CCB Courses
Selected Hopkins Courses in Genomics and Bioinformatics
Course Descriptions
To register for courses, visit JHU's SIS site.
EN.601.447/647 Computational Genomics: Sequences
Your genome is the blueprint for the molecules in your body. It's also a string of letters (A, C, G and T) about 3 billion letters long. How does this string give rise to you? Your heart, your brain, your health? This, broadly speaking, is what genomics research is about. This course will familiarize you with a breadth of topics from the field of computational genomics. The emphasis is on current research problems, real-world genomics data, and efficient software implementations for analyzing data. Topics will include: string matching, sequence alignment and indexing, assembly, and sequence models. Course will involve significant programming projects.
Prerequisite(s): EN.600.120/EN.601.220 AND EN.600.226/EN.601.226
Note: Students may receive credit for only one of EN.600.439, EN.600.639, EN.601.447, EN.601.647.
Return to course list
EN.601.350 Genomic Data Science
This course will use a project-based approach to introduce undergraduates to research in computational biology and genomics. During the semester, students will take a series of large data sets, all derived from recent research, and learn all the computational steps required to convert raw data into a polished analysis. Data challenges might include the DNA sequences from a bacterial genome project, the RNA sequences from an experiment to measure gene expression, the DNA from a human microbiome sequencing experiment, and others. Topics may vary from year to year. In addition to computational data analysis, students will learn to do critical reading of the scientific iterature by reading high-profile research papers that generated groundbreaking or controversial results. [Applications] Recommended Course Background: Knowledge of the Unix operating system and programming expertise in a language such as Perl or Python.
Return to course list
EN.601.446/646 Sketching & Indexing for Sequences
Many of the world's largest and fastest-growing datasets are text, e.g. DNA sequencing data, web pages, logs and social media posts. Such datasets are useful only to the degree we can query, compare and analyze them. Here we discuss two powerful approaches in this area. We will cover sketching, which enables us to summarize very large texts in small structures that allow us to measure the sizes of sets and of their unions and intersections. This in turn allows us to measure similarity and find near neighbors. Second, we will discuss indexing --- succinct and compressed indexes in particular -- which enables us to efficiently search inside very long strings, especially in highly repetitive texts. The course will involve significant programming projects.
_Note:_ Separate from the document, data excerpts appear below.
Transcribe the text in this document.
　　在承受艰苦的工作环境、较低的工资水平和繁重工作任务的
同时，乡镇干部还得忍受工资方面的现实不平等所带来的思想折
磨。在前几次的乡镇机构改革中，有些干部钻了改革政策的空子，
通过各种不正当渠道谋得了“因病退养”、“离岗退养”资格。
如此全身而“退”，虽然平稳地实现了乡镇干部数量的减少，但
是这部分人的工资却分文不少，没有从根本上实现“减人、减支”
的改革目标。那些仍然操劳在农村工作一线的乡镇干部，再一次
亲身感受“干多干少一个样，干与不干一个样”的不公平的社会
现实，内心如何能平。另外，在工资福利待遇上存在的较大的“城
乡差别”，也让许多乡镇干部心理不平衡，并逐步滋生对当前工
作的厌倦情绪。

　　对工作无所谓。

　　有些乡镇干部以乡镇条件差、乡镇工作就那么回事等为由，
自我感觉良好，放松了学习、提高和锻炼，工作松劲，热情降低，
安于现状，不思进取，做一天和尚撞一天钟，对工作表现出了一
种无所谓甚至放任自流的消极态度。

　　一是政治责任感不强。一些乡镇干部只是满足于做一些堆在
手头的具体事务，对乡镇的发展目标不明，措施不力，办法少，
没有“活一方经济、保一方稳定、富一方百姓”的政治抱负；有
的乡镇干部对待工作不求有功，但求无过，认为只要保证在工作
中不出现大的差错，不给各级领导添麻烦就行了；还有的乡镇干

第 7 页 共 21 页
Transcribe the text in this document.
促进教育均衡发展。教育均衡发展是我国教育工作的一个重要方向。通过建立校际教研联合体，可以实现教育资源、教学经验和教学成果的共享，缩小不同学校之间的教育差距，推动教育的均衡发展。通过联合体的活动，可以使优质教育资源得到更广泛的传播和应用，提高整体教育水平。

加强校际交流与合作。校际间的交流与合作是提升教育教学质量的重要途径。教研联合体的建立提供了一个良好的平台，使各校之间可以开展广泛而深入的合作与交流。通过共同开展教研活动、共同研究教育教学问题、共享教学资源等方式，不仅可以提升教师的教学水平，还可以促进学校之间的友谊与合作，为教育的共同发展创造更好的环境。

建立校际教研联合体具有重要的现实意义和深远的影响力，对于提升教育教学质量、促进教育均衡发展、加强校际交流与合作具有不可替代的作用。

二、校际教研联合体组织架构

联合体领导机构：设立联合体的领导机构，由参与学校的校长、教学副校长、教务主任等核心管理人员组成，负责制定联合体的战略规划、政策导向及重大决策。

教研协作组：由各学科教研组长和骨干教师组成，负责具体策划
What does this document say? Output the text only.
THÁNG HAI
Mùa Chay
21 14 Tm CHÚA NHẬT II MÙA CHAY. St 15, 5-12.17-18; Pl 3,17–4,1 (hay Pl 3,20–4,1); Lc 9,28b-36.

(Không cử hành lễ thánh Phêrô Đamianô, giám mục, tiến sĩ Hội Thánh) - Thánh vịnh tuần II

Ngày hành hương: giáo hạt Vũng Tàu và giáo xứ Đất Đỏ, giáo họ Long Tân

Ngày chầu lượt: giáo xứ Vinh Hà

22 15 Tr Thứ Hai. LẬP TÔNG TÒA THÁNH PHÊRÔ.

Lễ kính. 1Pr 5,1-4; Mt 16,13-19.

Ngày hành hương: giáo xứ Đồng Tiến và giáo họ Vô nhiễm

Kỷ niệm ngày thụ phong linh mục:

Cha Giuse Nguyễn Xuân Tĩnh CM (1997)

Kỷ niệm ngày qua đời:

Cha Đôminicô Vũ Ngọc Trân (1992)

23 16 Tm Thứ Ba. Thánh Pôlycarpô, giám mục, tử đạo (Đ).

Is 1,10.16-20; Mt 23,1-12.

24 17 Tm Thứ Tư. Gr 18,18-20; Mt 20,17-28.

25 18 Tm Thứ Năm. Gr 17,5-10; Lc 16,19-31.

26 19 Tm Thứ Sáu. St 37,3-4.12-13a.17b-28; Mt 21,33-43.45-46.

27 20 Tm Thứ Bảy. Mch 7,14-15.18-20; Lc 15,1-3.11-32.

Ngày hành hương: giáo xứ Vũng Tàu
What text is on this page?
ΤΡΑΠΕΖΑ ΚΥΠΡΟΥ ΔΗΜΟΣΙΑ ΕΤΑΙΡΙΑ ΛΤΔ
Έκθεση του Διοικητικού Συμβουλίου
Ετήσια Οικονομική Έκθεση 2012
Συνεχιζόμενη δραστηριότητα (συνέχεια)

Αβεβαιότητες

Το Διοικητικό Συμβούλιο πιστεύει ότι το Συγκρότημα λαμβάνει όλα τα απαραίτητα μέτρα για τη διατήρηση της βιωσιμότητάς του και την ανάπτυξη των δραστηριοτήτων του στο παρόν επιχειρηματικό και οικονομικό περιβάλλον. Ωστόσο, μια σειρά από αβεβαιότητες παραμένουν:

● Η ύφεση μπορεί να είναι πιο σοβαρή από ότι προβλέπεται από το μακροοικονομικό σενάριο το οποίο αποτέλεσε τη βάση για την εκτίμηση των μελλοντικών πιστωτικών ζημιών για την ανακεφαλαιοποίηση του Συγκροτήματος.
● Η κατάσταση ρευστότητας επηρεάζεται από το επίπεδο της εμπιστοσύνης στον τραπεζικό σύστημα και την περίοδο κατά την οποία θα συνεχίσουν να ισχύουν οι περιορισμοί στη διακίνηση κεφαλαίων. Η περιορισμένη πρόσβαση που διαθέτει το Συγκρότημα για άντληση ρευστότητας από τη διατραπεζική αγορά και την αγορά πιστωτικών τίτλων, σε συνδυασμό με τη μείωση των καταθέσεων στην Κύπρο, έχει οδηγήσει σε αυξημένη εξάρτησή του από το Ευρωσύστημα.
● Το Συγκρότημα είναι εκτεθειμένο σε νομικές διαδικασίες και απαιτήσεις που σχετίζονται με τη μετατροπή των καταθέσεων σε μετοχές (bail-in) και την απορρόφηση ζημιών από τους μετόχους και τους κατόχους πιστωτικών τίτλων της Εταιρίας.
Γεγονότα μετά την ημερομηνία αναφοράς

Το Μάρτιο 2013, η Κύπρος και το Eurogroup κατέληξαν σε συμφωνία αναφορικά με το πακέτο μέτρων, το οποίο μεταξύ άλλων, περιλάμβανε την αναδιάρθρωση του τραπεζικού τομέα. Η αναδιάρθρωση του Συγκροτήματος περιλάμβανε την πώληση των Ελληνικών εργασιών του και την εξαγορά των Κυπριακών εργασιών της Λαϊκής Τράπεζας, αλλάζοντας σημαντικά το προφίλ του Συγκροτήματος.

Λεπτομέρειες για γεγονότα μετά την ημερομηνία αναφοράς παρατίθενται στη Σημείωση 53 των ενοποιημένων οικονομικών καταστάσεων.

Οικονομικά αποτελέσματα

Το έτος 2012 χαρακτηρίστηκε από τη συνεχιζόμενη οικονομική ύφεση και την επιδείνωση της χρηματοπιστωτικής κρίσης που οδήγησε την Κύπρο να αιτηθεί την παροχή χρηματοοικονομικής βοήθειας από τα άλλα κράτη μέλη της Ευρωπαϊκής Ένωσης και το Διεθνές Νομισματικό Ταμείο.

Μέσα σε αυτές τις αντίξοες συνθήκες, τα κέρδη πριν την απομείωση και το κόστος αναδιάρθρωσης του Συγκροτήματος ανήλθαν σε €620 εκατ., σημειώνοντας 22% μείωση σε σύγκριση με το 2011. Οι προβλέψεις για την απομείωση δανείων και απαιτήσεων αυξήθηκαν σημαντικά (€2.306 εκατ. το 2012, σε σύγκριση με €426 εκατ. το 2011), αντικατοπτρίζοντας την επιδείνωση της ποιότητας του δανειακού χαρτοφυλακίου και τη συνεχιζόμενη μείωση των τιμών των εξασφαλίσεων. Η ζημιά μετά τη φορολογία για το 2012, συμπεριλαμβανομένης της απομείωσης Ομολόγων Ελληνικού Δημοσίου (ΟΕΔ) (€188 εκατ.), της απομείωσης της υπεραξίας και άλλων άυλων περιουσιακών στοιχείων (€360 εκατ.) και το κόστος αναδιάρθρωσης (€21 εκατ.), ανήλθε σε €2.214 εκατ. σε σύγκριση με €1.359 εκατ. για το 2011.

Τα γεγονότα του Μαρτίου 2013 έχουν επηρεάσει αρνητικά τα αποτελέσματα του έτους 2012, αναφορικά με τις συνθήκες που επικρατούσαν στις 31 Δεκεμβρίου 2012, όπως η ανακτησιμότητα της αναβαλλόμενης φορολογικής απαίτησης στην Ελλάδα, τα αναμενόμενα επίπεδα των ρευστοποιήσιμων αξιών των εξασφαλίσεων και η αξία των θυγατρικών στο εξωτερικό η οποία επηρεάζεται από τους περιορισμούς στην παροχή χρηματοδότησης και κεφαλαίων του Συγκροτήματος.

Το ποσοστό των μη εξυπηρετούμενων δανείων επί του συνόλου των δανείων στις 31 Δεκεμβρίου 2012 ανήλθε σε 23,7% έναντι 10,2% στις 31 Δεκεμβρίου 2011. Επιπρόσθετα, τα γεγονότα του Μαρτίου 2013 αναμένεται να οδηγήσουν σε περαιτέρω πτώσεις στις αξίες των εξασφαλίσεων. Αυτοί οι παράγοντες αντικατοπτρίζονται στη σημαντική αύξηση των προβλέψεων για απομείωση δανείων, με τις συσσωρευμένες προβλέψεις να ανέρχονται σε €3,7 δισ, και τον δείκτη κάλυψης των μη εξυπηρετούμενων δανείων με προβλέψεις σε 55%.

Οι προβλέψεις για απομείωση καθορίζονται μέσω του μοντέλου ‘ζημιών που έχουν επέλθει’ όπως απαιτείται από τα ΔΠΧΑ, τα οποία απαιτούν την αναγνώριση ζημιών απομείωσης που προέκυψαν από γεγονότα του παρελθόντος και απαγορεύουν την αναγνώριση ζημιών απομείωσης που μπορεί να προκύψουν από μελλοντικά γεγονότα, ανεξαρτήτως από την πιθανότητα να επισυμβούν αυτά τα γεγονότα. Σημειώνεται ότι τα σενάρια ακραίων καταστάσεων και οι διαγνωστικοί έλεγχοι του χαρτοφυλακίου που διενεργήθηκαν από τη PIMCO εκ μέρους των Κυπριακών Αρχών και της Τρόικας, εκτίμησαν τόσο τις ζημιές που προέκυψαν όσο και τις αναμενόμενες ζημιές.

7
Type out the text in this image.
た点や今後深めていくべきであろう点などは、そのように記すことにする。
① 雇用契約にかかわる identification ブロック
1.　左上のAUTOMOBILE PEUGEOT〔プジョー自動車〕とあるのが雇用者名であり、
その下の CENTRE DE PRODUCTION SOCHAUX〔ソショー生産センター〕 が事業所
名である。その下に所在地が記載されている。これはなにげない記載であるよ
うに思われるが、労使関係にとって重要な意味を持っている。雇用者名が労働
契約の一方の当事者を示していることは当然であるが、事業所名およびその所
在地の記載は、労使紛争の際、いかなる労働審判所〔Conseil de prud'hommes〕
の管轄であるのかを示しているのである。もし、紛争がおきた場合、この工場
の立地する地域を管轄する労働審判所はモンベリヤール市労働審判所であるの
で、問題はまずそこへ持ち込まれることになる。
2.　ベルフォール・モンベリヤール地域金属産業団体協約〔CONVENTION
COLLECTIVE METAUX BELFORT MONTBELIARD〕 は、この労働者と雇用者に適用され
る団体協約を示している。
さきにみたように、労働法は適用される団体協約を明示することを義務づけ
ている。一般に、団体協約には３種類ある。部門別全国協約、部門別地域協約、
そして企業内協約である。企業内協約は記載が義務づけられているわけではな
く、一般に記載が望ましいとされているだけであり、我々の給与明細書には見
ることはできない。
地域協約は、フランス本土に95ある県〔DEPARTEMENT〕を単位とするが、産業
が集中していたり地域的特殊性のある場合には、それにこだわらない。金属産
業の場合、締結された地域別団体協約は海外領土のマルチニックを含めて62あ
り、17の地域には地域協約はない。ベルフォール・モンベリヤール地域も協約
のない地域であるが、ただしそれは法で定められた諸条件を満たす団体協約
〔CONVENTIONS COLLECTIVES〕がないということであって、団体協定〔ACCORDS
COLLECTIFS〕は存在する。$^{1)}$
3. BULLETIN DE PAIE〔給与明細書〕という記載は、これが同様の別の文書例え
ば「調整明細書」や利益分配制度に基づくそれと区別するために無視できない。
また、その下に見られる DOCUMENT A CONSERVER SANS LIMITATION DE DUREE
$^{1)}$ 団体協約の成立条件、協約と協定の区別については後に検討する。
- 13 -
Prerequisite(s): EN.601.220 AND EN.601.226
Return to course list
EN.580.743 Advanced Topics in Genome Data Analysis
Genomic data is becoming available in large quantities, but understanding how genetics contributes to human disease and other traits remains a major challenge. Machine learning and statistical approaches allow us to automatically analyze and combine genomic data, build predictive models, and identify genetic elements important to disease and cellular processes. This course will cover current uses of statistical methods and machine learning in diverse genomic applications including new genomic technologies. Students will present and discuss current literature. Topics include personal genomics, integrating diverse genomic data types, new technologies such as single cell sequencing and CRISPR, and other topics guided by student interest. The course will include a project component with the opportunity to explore publicly available genomic data. Recommended Course Background: coursework in data science or machine learning.
Return to course list
EN.601.448/649 Computational Genomics: Data Analysis
Genomic data has the potential to reveal causes of disease, novel drug targets, and relationships among genes and pathways in our cells. However, identifying meaningful patterns from high-dimensional genomic data has required development of new computational tools. This course will cover current approaches in computational analysis of genomic data with a focus on statistical methods and machine learning.Topics will include disease association, prediction tasks, clustering and dimensionality reduction, data integration, and network reconstruction. There will be some programming and a project component.
Prerequisites: EN.601.226 or other programming experience, probability and statistics, linear algebra or calculus.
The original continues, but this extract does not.